将棋を例えるなら、どこかの山の頂上から景色を見て感動するのに似ているのかも。決して自分だけの力では得られなかった景色。地図を見て、乗り物を利用して途中まで移動。登り口からは徒歩でも、足取りが軽いのは靴を履いているおかげですし、歩きやすい道は誰かが作った道。天候が良いのも自分の力ではありません。
詰将棋も、自力で解くことに、こだわりがかなり薄くなりました。というか、詰将棋を楽しく感じられたのも、誰かの作品があったからこそ。自力で解けても解けなくても、詰将棋の魅力ある世界は変わらず存在しています。
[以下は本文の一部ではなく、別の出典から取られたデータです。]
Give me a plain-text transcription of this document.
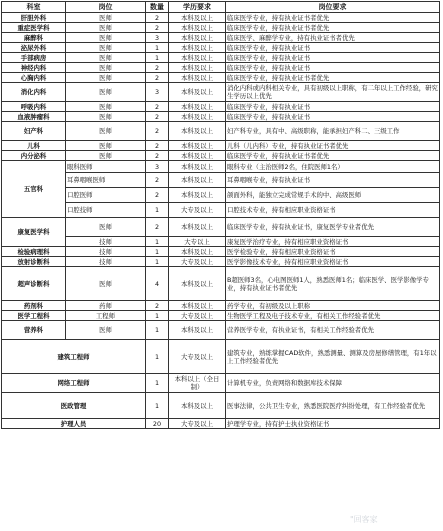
科室	岗位	数量	学历要求	岗位要求
肝胆外科	医师	2	本科及以上	临床医学专业，持有执业证书者优先
重症医学科	医师	2	本科及以上	临床医学专业，持有执业证书者优先
麻醉科	医师	3	本科及以上	临床医学、麻醉学专业，持有执业证书者优先
泌尿外科	医师	1	本科及以上	临床医学专业，持有执业证书
手部病房	医师	1	本科及以上	临床医学专业，持有执业证书
神经内科	医师	2	本科及以上	临床医学专业，持有执业证书
心胸内科	医师	2	本科及以上	临床医学专业，持有执业证书者优先
消化内科	医师	3	本科及以上	消化内科或内科相关专业，具有初级以上职称，有二年以上工作经验，研究生学历以上优先
呼吸内科	医师	2	本科及以上	临床医学专业，持有执业证书
血液肿瘤科	医师	2	本科及以上	临床医学专业，持有执业证书
妇产科	医师	2	本科及以上	妇产科专业，具有中、高级职称，能承担妇产科二、三级工作
儿科	医师	2	本科及以上	儿科（儿内科）专业，持有执业证书者优先
内分泌科	医师	2	本科及以上	临床医学专业，持有执业证书者优先
五官科	眼科医师	3	本科及以上	眼科专业（主治医师2名，住院医师1名）
	耳鼻咽喉医师	2	本科及以上	耳鼻咽喉专业，持有执业证书
	口腔医师	2	本科及以上	颌面外科，能独立完成常规手术的中、高级医师
	口腔技师	1	大专及以上	口腔技术专业，持有相应职业资格证书
康复医学科	医师	2	本科及以上	临床医学专业，持有执业证书，康复医学专业者优先
	技师	1	大专以上	康复医学治疗专业，持有相应职业资格证书
检验病理科	技师	1	本科及以上	医学检验专业，持有相应职业资格证书
放射诊断科	技师	1	大专及以上	医学影像技术专业，持有相应职业资格证书
超声诊断科	医师	4	本科及以上	B超医师3名，心电图医师1人，熟悉医师1名；临床医学、医学影像学专业，持有执业证书者优先
药剂科	药师	2	本科及以上	药学专业，有初级及以上职称
医学工程科	工程师	1	大专及以上	生物医学工程及电子技术专业，有相关工作经验者优先
营养科	医师	1	本科及以上	营养医学专业，有执业证书，有相关工作经验者优先
建筑工程师		1	大专及以上	建筑专业，熟练掌握CAD软件，熟悉测量、测算及房屋修缮管理，有1年以上工作经验者优先
网络工程师		1	本科以上（全日制）	计算机专业，负责网络和数据库技术保障
医政管理		1	本科及以上	医事法律，公共卫生专业，熟悉医院医疗纠纷处理，有工作经验者优先
护理人员		20	大专及以上	护理学专业，持有护士执业资格证书
"回客家
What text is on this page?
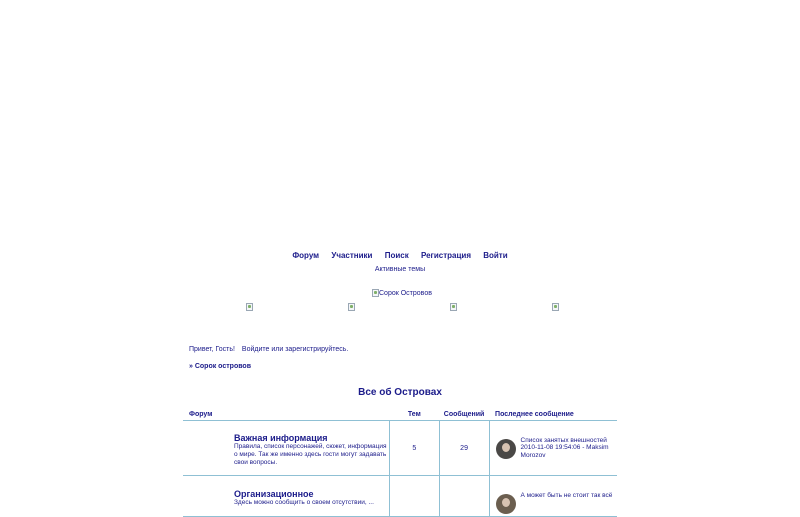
Форум Участники Поиск Регистрация Войти
Активные темы
Сорок Островов
Привет, Гость! Войдите или зарегистрируйтесь.
» Сорок островов
Все об Островах
Форум	Тем	Сообщений	Последнее сообщение

Важная информация
Правила, список персонажей, сюжет, информация о мире. Так же именно здесь гости могут задавать свои вопросы.	5	29	Список занятых внешностей 2010-11-08 19:54:06 - Maksim Morozov

Организационное
Здесь можно сообщить о своем отсутствии, ...			А может быть не стоит так всё
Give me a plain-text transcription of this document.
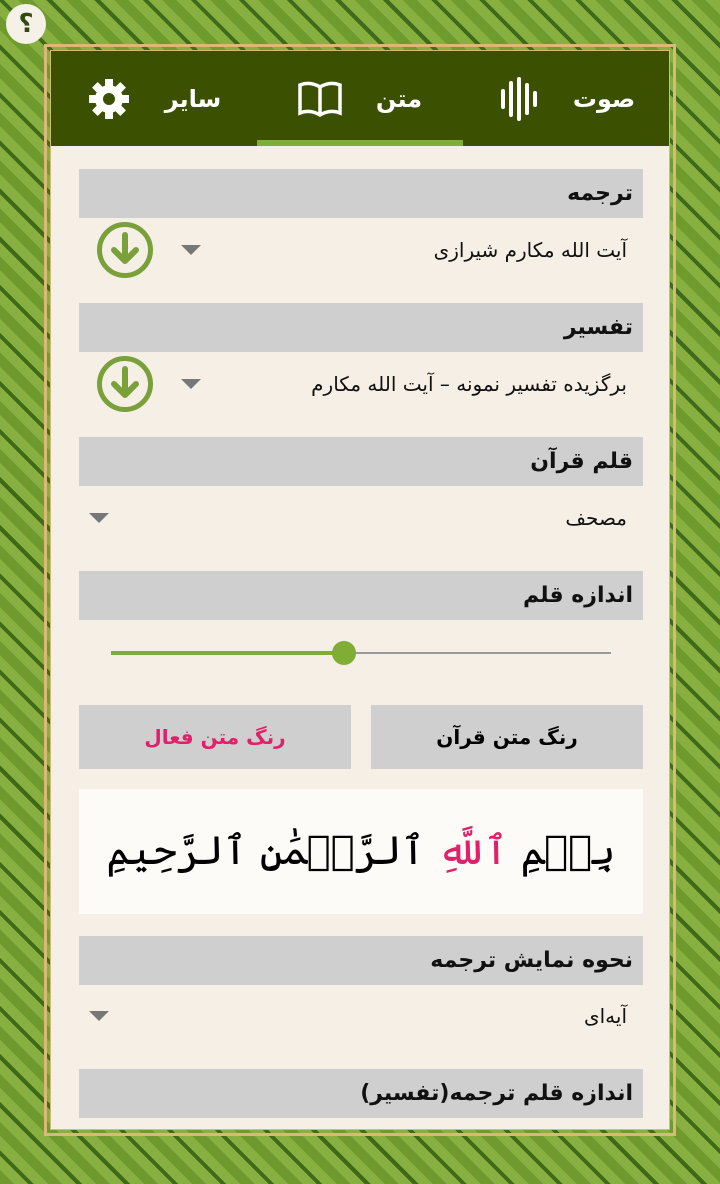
؟
صوت
متن
سایر
ترجمه
آیت الله مکارم شیرازی
تفسیر
برگزیده تفسیر نمونه – آیت الله مکارم
قلم قرآن
مصحف
اندازه قلم
رنگ متن قرآن
رنگ متن فعال
بِسۡمِ ٱللَّهِ ٱلرَّحۡمَٰنِ ٱلرَّحِيمِ
نحوه نمایش ترجمه
آیه‌ای
اندازه قلم ترجمه(تفسیر)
天気が悪くて景色が楽しめなくても、別のタイミングでは楽しめるはず。いえ、たとえ天気の悪い中で進んだとしても、陽が差せばいい景色が見えるように、一瞬の何かのひらめきで世界が違って見える時があります。
次の一手が見えるかどうか、解けるか解けないか、勝つか負けるか、自分の棋力が上がるかどうか、それらを無視して自分の上達はありませんが、それまで知らなかった景色を見ることは決して無意味では無いです。誰かの棋譜を見て、気づけなかった一手に感動する、自分では到達できない局面で次の一手を考える、そんな楽しみ方もあります。
将棋を散歩気分で楽しむのも悪くない。そんな風に思うのです。